You've got tools. Good tools. Tools that took years to build and tested against production loads. You don't want to rewrite them for MCP — you want them to work with the new protocol so your agents can use them. Mcporter is the translation layer that wraps your existing CLI tools, HTTP APIs, and Python scripts into MCP-compatible servers without code changes.
10-Second Pitch
- Zero-Rewrite MCP Wrapping: Point Mcporter at your existing binary or API endpoint and get a conforming MCP server.
- Tool Schema Auto-Inference: Reads your tool's help output, OpenAPI spec, or docstrings to infer the MCP tool schema automatically.
- Bidirectional Protocol Translation: Handles both MCP's request/response and streaming notification patterns.
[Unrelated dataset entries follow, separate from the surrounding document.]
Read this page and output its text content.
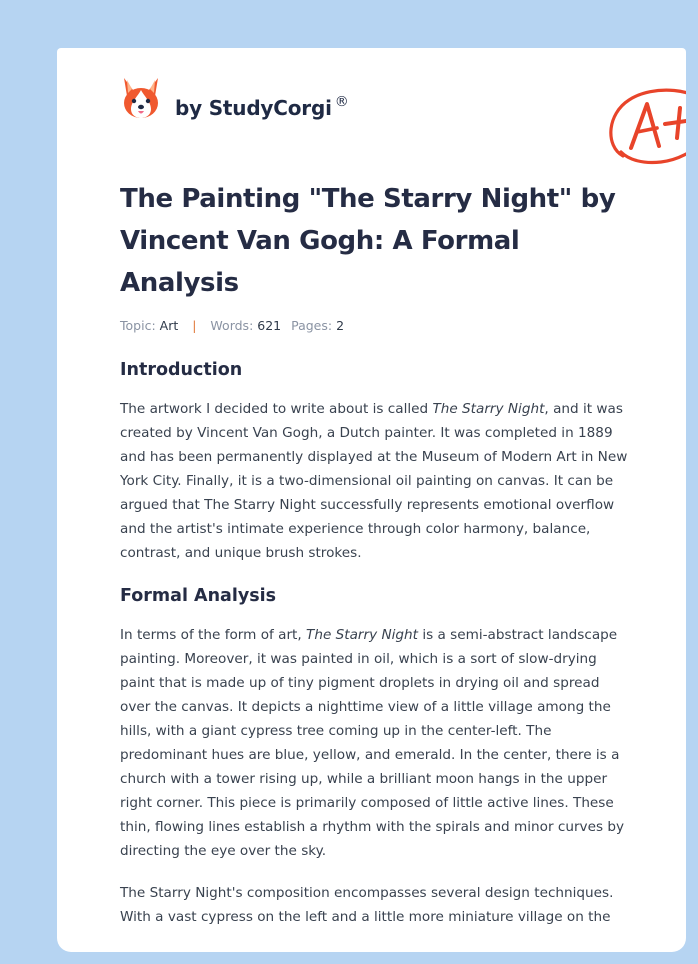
by StudyCorgi ®
The Painting "The Starry Night" by Vincent Van Gogh: A Formal Analysis
Topic: Art | Words: 621 Pages: 2
Introduction

The artwork I decided to write about is called The Starry Night, and it was created by Vincent Van Gogh, a Dutch painter. It was completed in 1889 and has been permanently displayed at the Museum of Modern Art in New York City. Finally, it is a two-dimensional oil painting on canvas. It can be argued that The Starry Night successfully represents emotional overflow and the artist's intimate experience through color harmony, balance, contrast, and unique brush strokes.

Formal Analysis

In terms of the form of art, The Starry Night is a semi-abstract landscape painting. Moreover, it was painted in oil, which is a sort of slow-drying paint that is made up of tiny pigment droplets in drying oil and spread over the canvas. It depicts a nighttime view of a little village among the hills, with a giant cypress tree coming up in the center-left. The predominant hues are blue, yellow, and emerald. In the center, there is a church with a tower rising up, while a brilliant moon hangs in the upper right corner. This piece is primarily composed of little active lines. These thin, flowing lines establish a rhythm with the spirals and minor curves by directing the eye over the sky.

The Starry Night's composition encompasses several design techniques. With a vast cypress on the left and a little more miniature village on the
- Hot-Reload Config: Update your tool definitions without restarting the MCP server.
Setup Directions
- Install:
pip install mcporter - Create a bridge config:
mcporter init - Point to your tool:
mcporter add --name mytool --command "./my-binary --json-output" - Start the MCP bridge:
mcporter serve --port 9090 - Your agent can now call
mcp::mytoollike any native MCP tool.
Pros/Cons
| Pros | Cons |
|---|---|
| Leverage existing battle-tested tools in MCP workflows | Not all CLI tools map cleanly to MCP's tool schema |
| No code changes required to your legacy systems | Performance overhead from the translation layer |
| Fastest path to growing your MCP tool registry | Debugging protocol translation errors can be tricky |
Verdict: Mcporter is the pragmatic choice when you want MCP compatibility without a rewrite. If you've got tools that work and agents that need them, this bridge earns its place in your stack.